# Signals vs. Smoke?



## DougCA (Mar 2, 2020)

Hello,

Has anyone here upgraded from the Smoke to the Signals by Thermoworks? I have the Smoke and like it, but that gateway is a finicky thing that just gets me irritated. I forget what the status lights mean and last time it did not report anything to my app. Thinking of getting the Signals as they have an open box sale today. Signals seems to be a 4 channel smoke with the gateway built in. Anything else I'm missing?


----------



## schlotz (Mar 2, 2020)

Just received my open box, can't tell from new.  Unit works with both bluetooth or wifi. So far very pleased.


----------



## drunkenmeatfist (Mar 2, 2020)

I bought the Smoke and was gifted Signals for Christmas. You can download the app and monitor your temps from far away.  I never thought I would want/need that, but having it is awesome.

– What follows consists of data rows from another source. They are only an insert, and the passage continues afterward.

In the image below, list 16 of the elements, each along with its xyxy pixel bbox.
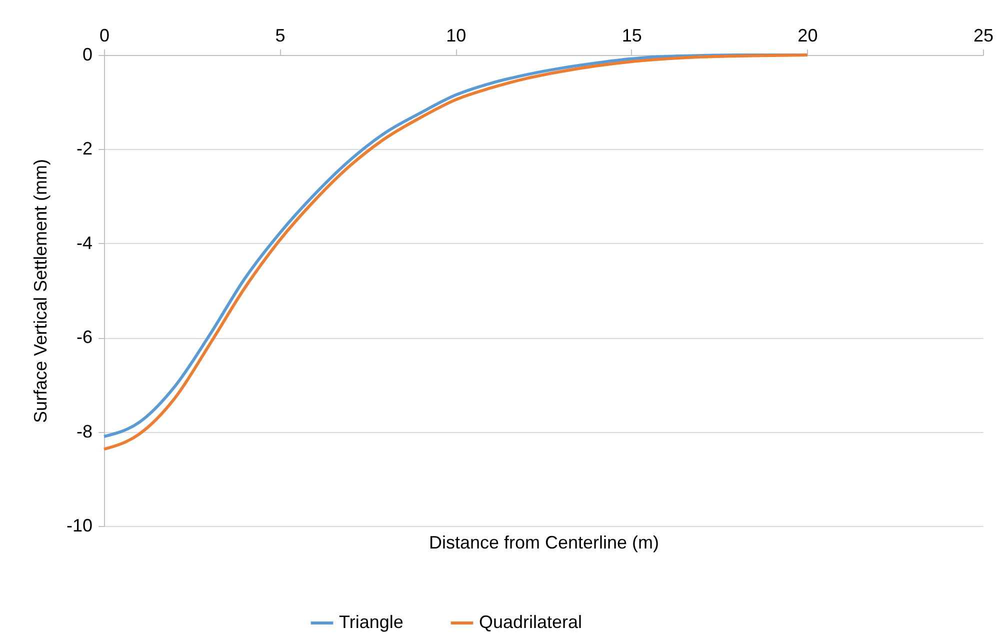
y-tick-label: -6 xyxy=(76,327,92,348)
legend-label: Triangle xyxy=(339,612,404,632)
x-tick-label: 5 xyxy=(275,26,286,46)
y-tick-label: 0 xyxy=(82,44,92,64)
legend-label: Quadrilateral xyxy=(479,612,582,632)
x-tick-label: 25 xyxy=(973,26,994,46)
y-tick-label: -4 xyxy=(76,232,92,253)
x-axis-title: Distance from Centerline (m) xyxy=(428,532,660,552)
y-tick-label: -2 xyxy=(76,138,92,159)
x-tick-label: 10 xyxy=(446,26,466,46)
x-tick-label: 20 xyxy=(798,26,818,46)
x-tick-label: 15 xyxy=(622,26,642,46)
x-tick-label: 0 xyxy=(99,26,110,46)
y-tick-label: -8 xyxy=(76,421,92,442)
y-axis-title: Surface Vertical Settlement (mm) xyxy=(30,158,50,424)
y-tick-label: -10 xyxy=(66,516,92,536)
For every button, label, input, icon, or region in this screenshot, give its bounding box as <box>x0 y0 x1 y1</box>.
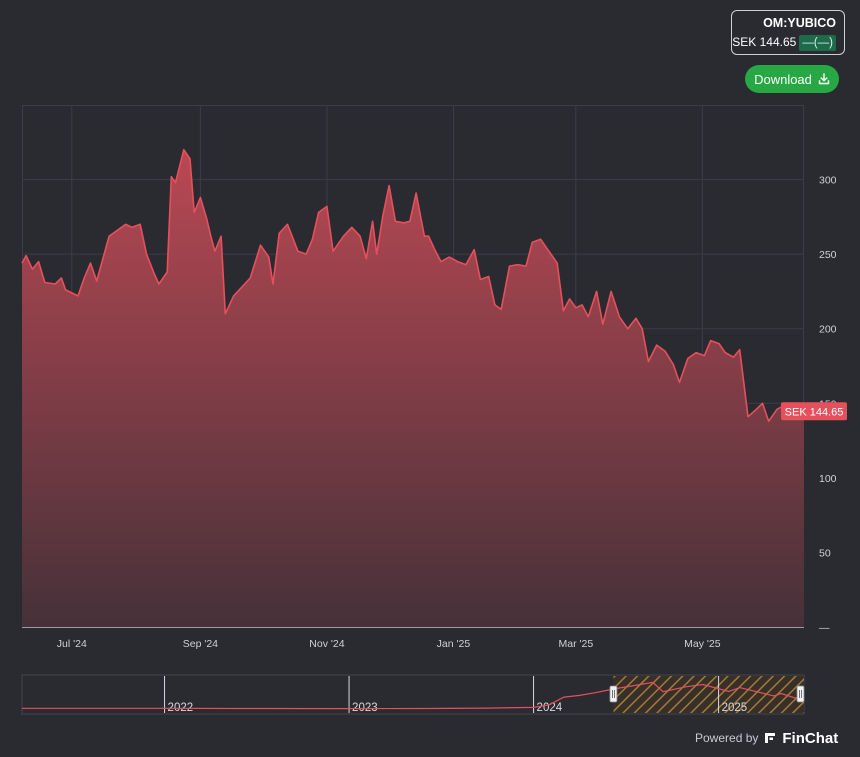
price-area-fill <box>22 149 804 627</box>
x-tick-label: Nov '24 <box>309 638 344 650</box>
powered-by[interactable]: Powered by FinChat <box>695 727 838 749</box>
download-button[interactable]: Download <box>745 65 839 93</box>
powered-by-text: Powered by <box>695 731 759 745</box>
download-icon <box>818 73 830 85</box>
finchat-brand: FinChat <box>782 729 839 747</box>
navigator-handle-left[interactable] <box>609 685 618 703</box>
navigator-handles[interactable] <box>609 685 805 703</box>
last-price-label: SEK 144.65 <box>785 406 844 418</box>
y-tick-label: 50 <box>819 547 831 559</box>
navigator-line <box>22 681 805 710</box>
download-label: Download <box>754 71 812 87</box>
x-tick-label: Mar '25 <box>558 638 593 650</box>
x-tick-label: May '25 <box>684 638 721 650</box>
y-tick-label: — <box>819 622 830 634</box>
last-price-tag: SEK 144.65 <box>781 402 847 421</box>
navigator-year-label: 2024 <box>537 702 563 714</box>
y-tick-label: 200 <box>819 324 837 336</box>
navigator-selection[interactable] <box>613 676 804 713</box>
y-tick-label: 250 <box>819 249 837 261</box>
ticker-box: OM:YUBICO SEK 144.65 —(—) <box>731 10 845 55</box>
navigator[interactable]: 2022 2023 2024 2025 <box>21 674 805 715</box>
y-tick-label: 100 <box>819 473 837 485</box>
price-line <box>21 148 805 422</box>
finchat-logo-icon <box>765 733 776 743</box>
ticker-price: SEK 144.65 <box>732 35 797 49</box>
ticker-change-badge: —(—) <box>799 35 836 51</box>
navigator-year-label: 2025 <box>722 702 748 714</box>
ticker-price-row: SEK 144.65 —(—) <box>732 33 836 51</box>
x-tick-label: Sep '24 <box>183 638 218 650</box>
ticker-symbol: OM:YUBICO <box>763 16 836 30</box>
x-tick-label: Jan '25 <box>437 638 471 650</box>
x-axis: Jul '24 Sep '24 Nov '24 Jan '25 Mar '25 May '… <box>57 638 721 650</box>
x-tick-label: Jul '24 <box>57 638 87 650</box>
y-tick-label: 300 <box>819 175 837 187</box>
navigator-handle-right[interactable] <box>796 685 805 703</box>
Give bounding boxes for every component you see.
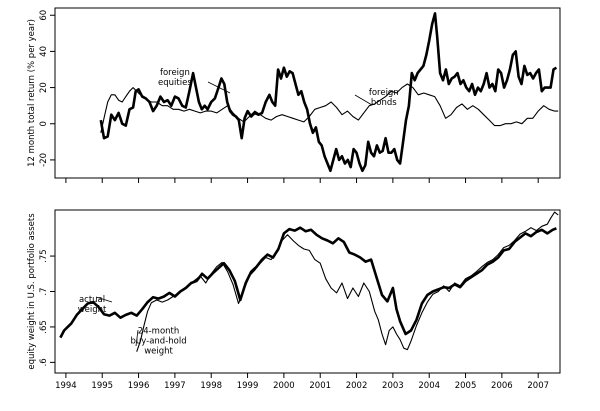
x-tick-label: 1997 [164,381,186,391]
x-tick-label: 2000 [273,381,295,391]
series-line-24-month-buy-and-hold-weight [136,211,559,352]
series-line-foreign-bonds [100,83,559,133]
x-tick-label: 2006 [491,381,513,391]
x-tick-label: 1995 [91,381,113,391]
x-tick-label: 2002 [346,381,368,391]
x-tick-label: 2007 [527,381,549,391]
y-tick-label: 40 [39,46,49,57]
y-tick-label: .7 [39,287,49,295]
annotation-leader [354,94,373,106]
annotation-label: foreign bonds [369,88,399,108]
annotation-label: actual weight [78,295,107,315]
x-tick-label: 2003 [382,381,404,391]
annotation-leader [95,296,113,303]
series-line-actual-weight [59,226,557,339]
y-tick-label: .65 [39,320,49,334]
y-tick-label: 0 [39,121,49,126]
x-tick-label: 2005 [455,381,477,391]
y-tick-label: 60 [39,10,49,21]
annotation-leader [207,81,231,94]
x-tick-label: 1996 [128,381,150,391]
series-line-foreign-equities [99,12,558,173]
x-tick-label: 1998 [200,381,222,391]
y-tick-label: -20 [39,153,49,167]
x-tick-label: 2001 [309,381,331,391]
x-tick-label: 1999 [237,381,259,391]
annotation-label: 24-month buy-and-hold weight [130,326,186,356]
y-tick-label: .6 [39,358,49,366]
x-tick-label: 2004 [418,381,440,391]
plot-frame [54,7,561,179]
plot-frame [54,209,561,374]
y-axis-title: equity weight in U.S. portfolio assets [27,213,37,370]
annotation-label: foreign equities [158,68,192,88]
y-tick-label: .75 [39,249,49,263]
y-tick-label: 20 [39,82,49,93]
y-axis-title: 12 month total return (% per year) [27,19,37,167]
annotation-leader [135,329,139,347]
x-tick-label: 1994 [55,381,77,391]
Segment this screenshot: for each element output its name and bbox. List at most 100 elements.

I also got the Billows so I can change the temp of my cooker while I am away too.


----------



## Duffman56 (Oct 3, 2020)

Anyone else using Signals?  I'm looking at getting a WSM and not sure what type of controller/fan setup to get.  Have only ever used an electric smoker, but excited about the ability to have temp control for overnight smokes and great charcoal smokey flavor.  

Hesitant to get the Signals/Billows setup, since together they're $300!  Would love having wifi connectivity to monitor the smoke while I'm at work, though.  Anybody using a different wifi controller that they're happy with?


----------